Local development with a trusted cert

The bundled backend/ssl/cert.pem is self-signed, so on the first visit your browser will show a "Not secure / self-signed certificate" warning. Click through it once (Chrome: type thisisunsafe on the warning page, or Advanced β†’ Proceed; Firefox: Accept the Risk and Continue) and the dashboard at https://localhost:9999/admin will load.
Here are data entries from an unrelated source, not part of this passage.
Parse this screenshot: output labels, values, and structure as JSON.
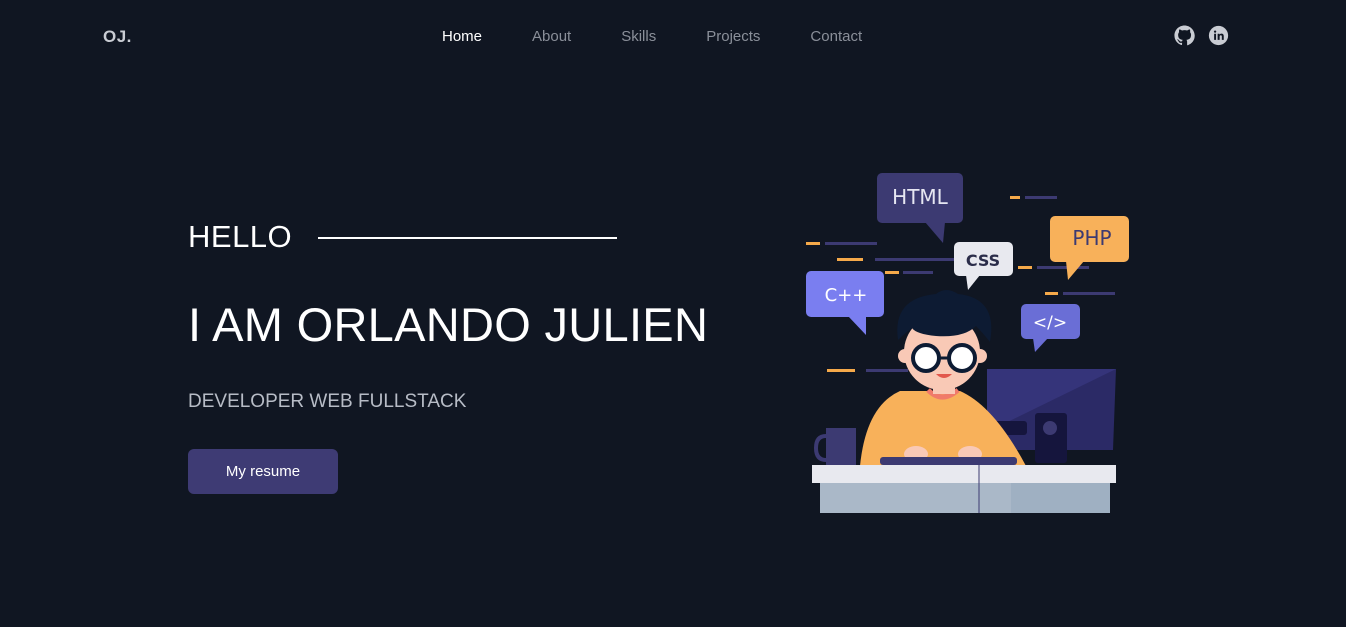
{
  "nav": {
    "logo": "OJ.",
    "items": [
      {
        "label": "Home",
        "active": true
      },
      {
        "label": "About",
        "active": false
      },
      {
        "label": "Skills",
        "active": false
      },
      {
        "label": "Projects",
        "active": false
      },
      {
        "label": "Contact",
        "active": false
      }
    ],
    "socials": [
      {
        "icon": "github-icon"
      },
      {
        "icon": "linkedin-icon"
      }
    ]
  },
  "hero": {
    "greeting": "HELLO",
    "name": "I AM ORLANDO JULIEN",
    "role": "DEVELOPER WEB FULLSTACK",
    "button_label": "My resume"
  },
  "illustration": {
    "bubbles": {
      "html": "HTML",
      "css": "CSS",
      "php": "PHP",
      "cpp": "C++",
      "code": "</>"
    }
  },
  "colors": {
    "background": "#101622",
    "accent": "#3e3b74",
    "text_muted": "#8a8f99"
  }
}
To remove the warning entirely in development, install mkcert and issue a cert that your OS / browsers actually trust. Place the dev cert in backend/ssl/dev/, the server auto-detects it when NODE_ENV is not production and falls back to backend/ssl/ otherwise:

Mac OS
Bash
brew install mkcert nss
mkcert -install

mkdir -p backend/ssl/dev
cd backend/ssl/dev
mkcert -key-file key.pem -cert-file cert.pem localhost 127.0.0.1 ::1
Linux (Debian / Ubuntu)
Bash
sudo apt update
sudo apt install -y libnss3-tools
# install the mkcert binary (pick the latest release for your arch)
curl -fsSLo /tmp/mkcert "https://dl.filippo.io/mkcert/latest?for=linux/amd64"
sudo install -m 0755 /tmp/mkcert /usr/local/bin/mkcert
mkcert -install

mkdir -p backend/ssl/dev
cd backend/ssl/dev
mkcert -key-file key.pem -cert-file cert.pem localhost 127.0.0.1 ::1
> On Fedora/RHEL use `sudo dnf install nss-tools`; on Arch use > `sudo pacman -S nss mkcert`. For Firefox to trust the cert, make sure > `libnss3-tools` (or `nss-tools`) is installed **before** running > `mkcert -install`.
Windows (PowerShell, run as Administrator)
PowerShell
# Easiest path: Chocolatey
choco install mkcert
# …or Scoop:
# scoop bucket add extras; scoop install mkcert
mkcert -install

mkdir backend\ssl\dev
cd backend\ssl\dev
mkcert -key-file key.pem -cert-file cert.pem localhost 127.0.0.1 ::1
> Firefox on Windows uses its own trust store. After `mkcert -install`, > restart Firefox so it picks up the new local CA. Chrome / Edge use the > Windows trust store and work immediately.

backend/ssl/dev/ is gitignored, so the locally-trusted cert never ships with the repo. In production the server always uses backend/ssl/key.pem + backend/ssl/cert.pem, which should hold a CA-issued cert (or be replaced by a TLS-terminating reverse proxy as described above).

Restart the server and the lock icon will be green. The dev workflow is otherwise unchanged, the dashboard is HTTPS-only in every environment so behavior in dev matches production (Secure cookies, HSTS, mixed content, wss:// upgrades, etc.).